They were running on the grass for the first time. They had probably never seen sunlight before. Yet, Lauree Simmons, founder of Big Dog Ranch Rescue, tells EuroNews, “within an hour or so, they started approaching us, looking for attention. Some snuggled into people’s arms.” One thousand five hundred beagles, taken from Ridglan Farms in Blue Mounds, Wisconsin-the second largest laboratory dog farm in the United States-began their journey to something that was unheard of for them: freedom.
The news, bounced all over the major media in the United States and elsewhere, is technically an animal rescue story. But to tell it only that way would be reductive. It is also a story about how the social consensus around animal experimentation is changing and how much it weighs-in economic and political terms-public pressure on an industry that has operated in the shadows for decades.
An agreement, not a blitz
The 1,500 dogs were not freed by activists but bought. Big Dog Ranch Rescue and the Center for a Humane Economy negotiated a confidential agreement with Ridglan Farms for months to acquire the animals. Negotiations were ongoing even before the April protests, and Simmons was careful to point out that his group “was not connected to the protests.”
On April 18, some 1,000 activists from across America had gathered in front of the facility in an attempt to forcibly remove the dogs. The law enforcement response had been sharp: tear gas, rubber bullets, pepper spray. Twenty-nine arrests, five charges for grand larceny. By March, a raid had taken away 30 dogs, with 63 people reported to the district attorney’s office.
The negotiated bailout came independently of the protests, perhaps due in part to the pressure they generated in the media, but through separate, legal avenues.
Because beagles
Beagles are the most widely used breed in animal testing in the United States. The reasons are practical: small size, mild temperament, behavioral reliability in testing. As Simmons herself explains, “A Belgian Malinois shepherd will not tolerate being tested or confined to a kennel for life.” Beagles do. That docility-evolved over centuries to stand beside humans-has become their doom in the lab.

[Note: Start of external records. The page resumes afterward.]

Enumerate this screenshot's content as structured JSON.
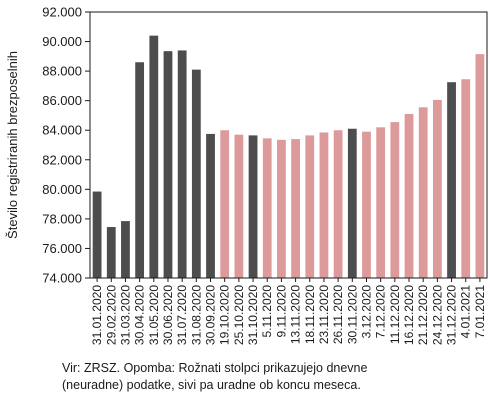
{
  "chart_data": {
    "type": "bar",
    "ylabel": "Število registriranih brezposelnih",
    "ylim": [
      74000,
      92000
    ],
    "yticks": [
      74000,
      76000,
      78000,
      80000,
      82000,
      84000,
      86000,
      88000,
      90000,
      92000
    ],
    "ytick_labels": [
      "74.000",
      "76.000",
      "78.000",
      "80.000",
      "82.000",
      "84.000",
      "86.000",
      "88.000",
      "90.000",
      "92.000"
    ],
    "grid": false,
    "categories": [
      "31.01.2020",
      "29.02.2020",
      "31.03.2020",
      "30.04.2020",
      "31.05.2020",
      "30.06.2020",
      "31.07.2020",
      "31.08.2020",
      "30.09.2020",
      "19.10.2020",
      "25.10.2020",
      "31.10.2020",
      "5.11.2020",
      "9.11.2020",
      "13.11.2020",
      "18.11.2020",
      "23.11.2020",
      "26.11.2020",
      "30.11.2020",
      "3.12.2020",
      "7.12.2020",
      "11.12.2020",
      "16.12.2020",
      "21.12.2020",
      "24.12.2020",
      "31.12.2020",
      "4.01.2021",
      "7.01.2021"
    ],
    "values": [
      79850,
      77450,
      77850,
      88600,
      90400,
      89350,
      89400,
      88100,
      83750,
      84000,
      83700,
      83650,
      83450,
      83350,
      83400,
      83650,
      83850,
      84000,
      84100,
      83900,
      84200,
      84550,
      85100,
      85550,
      86050,
      87250,
      87450,
      89150
    ],
    "bar_types": [
      "monthly",
      "monthly",
      "monthly",
      "monthly",
      "monthly",
      "monthly",
      "monthly",
      "monthly",
      "monthly",
      "daily",
      "daily",
      "monthly",
      "daily",
      "daily",
      "daily",
      "daily",
      "daily",
      "daily",
      "monthly",
      "daily",
      "daily",
      "daily",
      "daily",
      "daily",
      "daily",
      "monthly",
      "daily",
      "daily"
    ],
    "colors": {
      "monthly": "#4d4d4d",
      "daily": "#dd9a9a",
      "frame": "#1a1a1a"
    }
  },
  "note": {
    "line1": "Vir: ZRSZ. Opomba: Rožnati stolpci prikazujejo dnevne",
    "line2": "(neuradne) podatke, sivi pa uradne ob koncu meseca."
  }
}
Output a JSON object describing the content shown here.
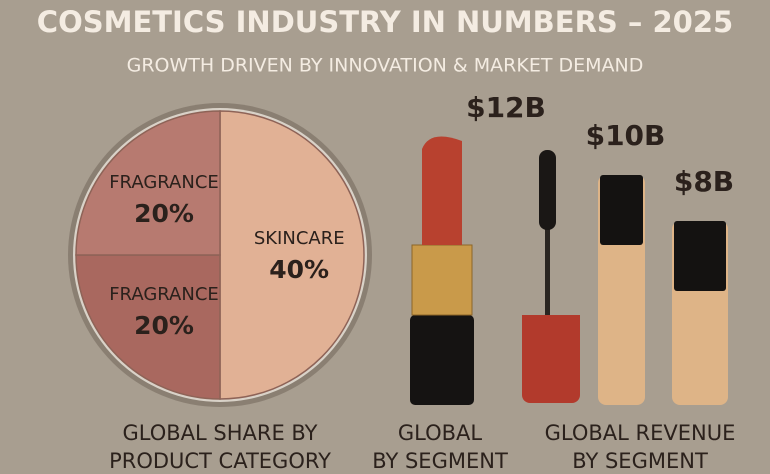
{
  "header": {
    "title": "COSMETICS INDUSTRY IN NUMBERS – 2025",
    "subtitle": "GROWTH DRIVEN BY INNOVATION & MARKET DEMAND"
  },
  "chart_data": [
    {
      "type": "pie",
      "title": [
        "GLOBAL SHARE BY",
        "PRODUCT CATEGORY"
      ],
      "categories": [
        "SKINCARE",
        "FRAGRANCE",
        "FRAGRANCE"
      ],
      "values": [
        40,
        20,
        20
      ],
      "value_labels": [
        "40%",
        "20%",
        "20%"
      ],
      "colors": [
        "#e1b195",
        "#a9685f",
        "#b77a70"
      ]
    },
    {
      "type": "bar",
      "title": [
        "GLOBAL",
        "BY SEGMENT"
      ],
      "categories": [
        null
      ],
      "values": [
        12
      ],
      "value_labels": [
        "$12B"
      ]
    },
    {
      "type": "bar",
      "title": [
        "GLOBAL REVENUE",
        "BY SEGMENT"
      ],
      "categories": [
        null,
        null
      ],
      "values": [
        10,
        8
      ],
      "value_labels": [
        "$10B",
        "$8B"
      ]
    }
  ]
}
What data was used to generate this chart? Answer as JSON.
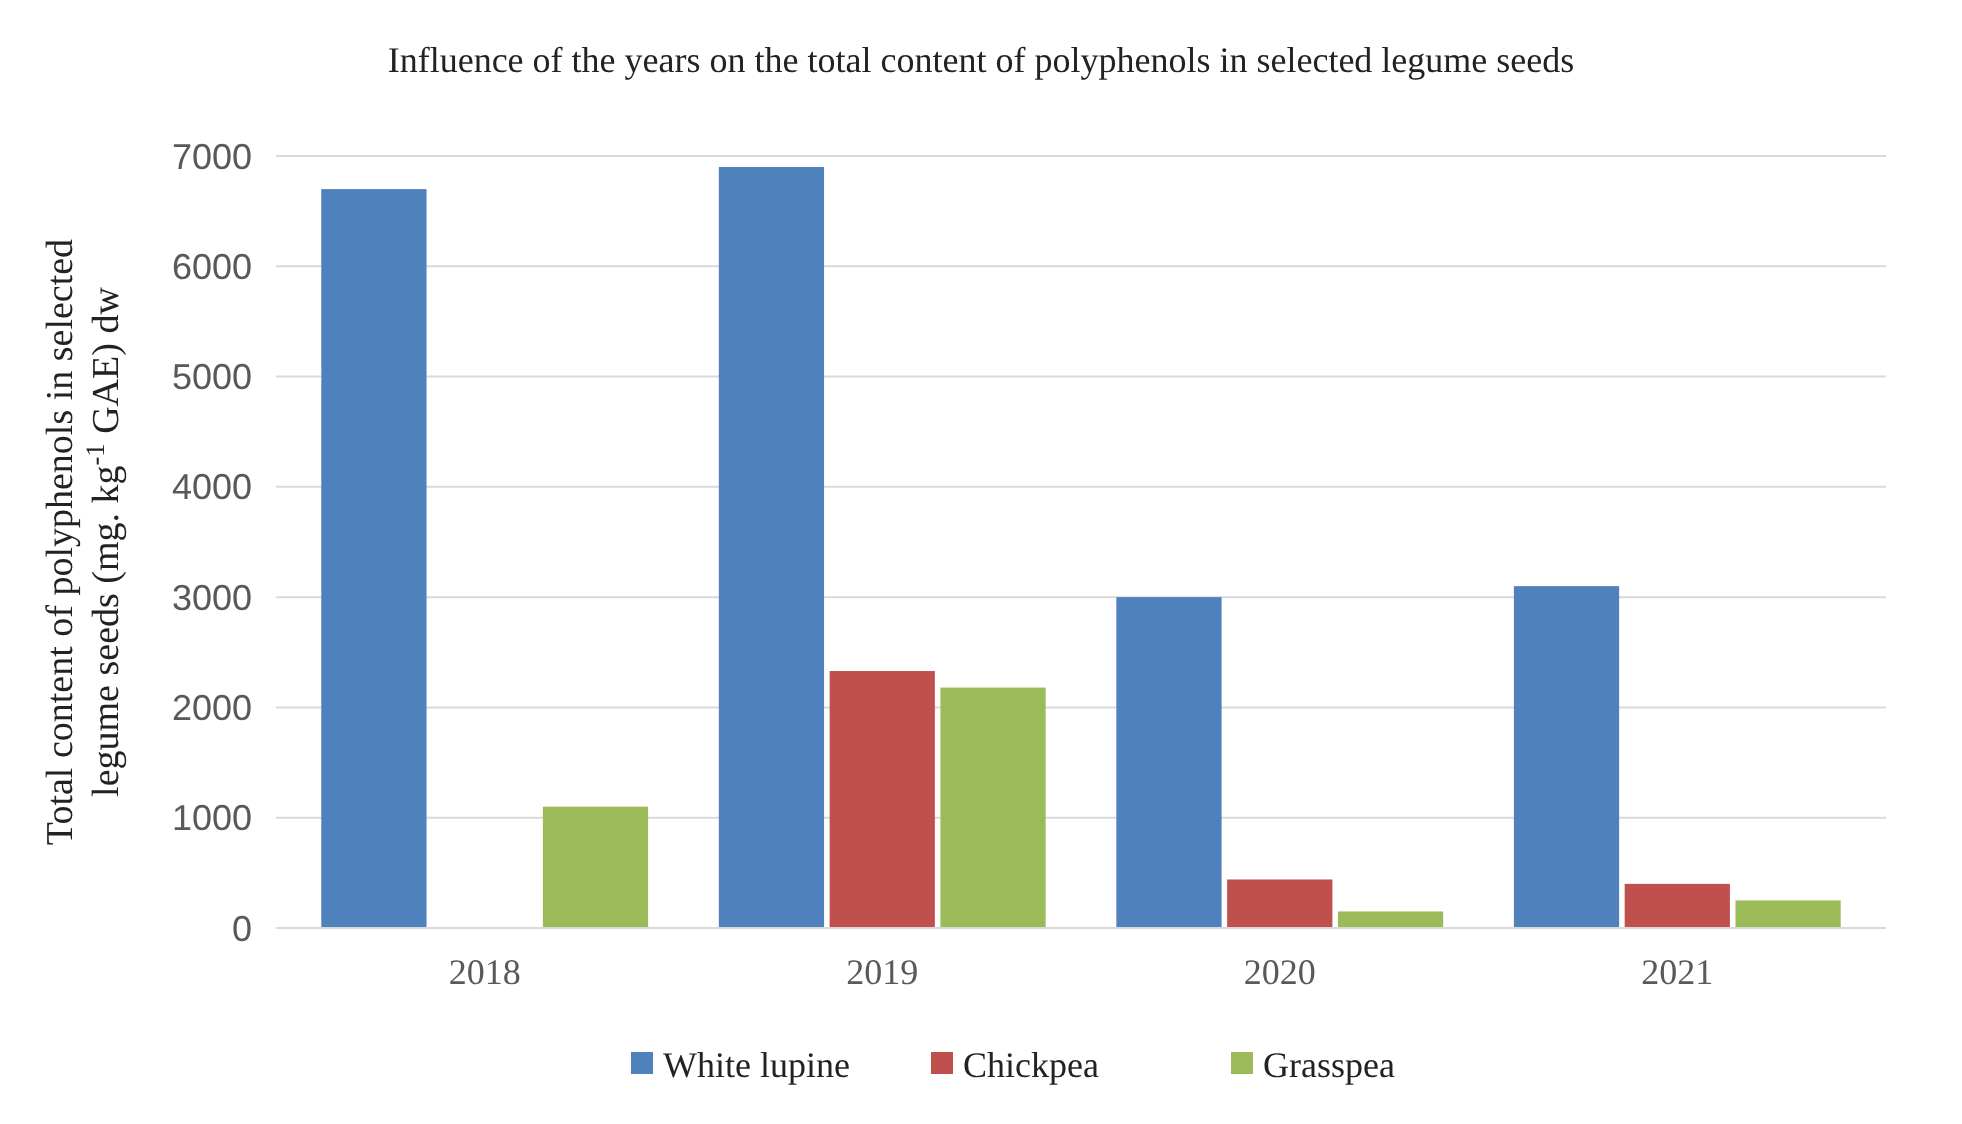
{
  "chart_data": {
    "type": "bar",
    "title": "Influence of the years on the total content of polyphenols in selected legume seeds",
    "ylabel": "Total content of polyphenols in selected legume seeds (mg. kg$^{-1}$ GAE) dw",
    "categories": [
      "2018",
      "2019",
      "2020",
      "2021"
    ],
    "series": [
      {
        "name": "White lupine",
        "color": "#4f81bd",
        "values": [
          6700,
          6900,
          3000,
          3100
        ]
      },
      {
        "name": "Chickpea",
        "color": "#c0504d",
        "values": [
          null,
          2330,
          440,
          400
        ]
      },
      {
        "name": "Grasspea",
        "color": "#9bbb59",
        "values": [
          1100,
          2180,
          150,
          250
        ]
      }
    ],
    "ylim": [
      0,
      7000
    ],
    "yticks": [
      0,
      1000,
      2000,
      3000,
      4000,
      5000,
      6000,
      7000
    ],
    "grid": "y",
    "legend": "bottom"
  }
}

“We’re taking one of the gentlest, kindest, most trusting breeds and mistreating it,” Simmons said again. “This needs to be stopped.” It is a position that goes beyond the single incident and directly challenges the regulatory agencies, universities and pharmaceutical companies that still depend on these animal models.
The structure and its past
Ridglan Farms is no stranger to controversy. Last October, the facility had agreed to surrender its state livestock license effective July 1, 2026, as part of an agreement to avoid criminal prosecution related to allegations of animal mistreatment. The company has always denied the charges, but a special prosecutor had determined that some eye procedures practiced on the animals violated Wisconsin state veterinary standards. Not an insignificant detail, given that this was a farm that supplied research centers.
Of the 2,000 dogs in the facility, 1,500 have been purchased. The others remain. The Center for a Humane Economy said it is “continuing its efforts to try to free the remaining dogs,” adding that “these arrangements require compromises” and that “without this negotiated outcome, it is very likely that none of these dogs would have been released.”
The logistics of a liberation
The first 300 dogs were transferred last Friday. The others will follow over the next few weeks. The two organizations have set up a temporary area in Wisconsin with outdoor enclosures where the animals are being vaccinated, microchipped, sterilized and prepared for transport. Big Dog Ranch Rescue is already moving them to its headquarters in Palm Beach County, Florida, and from there to shelters across the country. The charity has already received more than 700 adoption applications, but the process will be long: potential foster parents are being carefully screened, and many of the dogs-especially the older ones-will need time to adjust to a home life they have never known.
A signal, not a solution
It would be wrong to close this story with a happy ending. One thousand five hundred dogs are finding homes – and that is good news. But the system that imprisoned them has not disappeared. There are other similar farms in the United States, other laboratories that continue to operate in full compliance with federal law. Activist pressure, media coverage and negotiated settlements have affected one specific case; they have not changed the rules governing animal experimentation nationwide.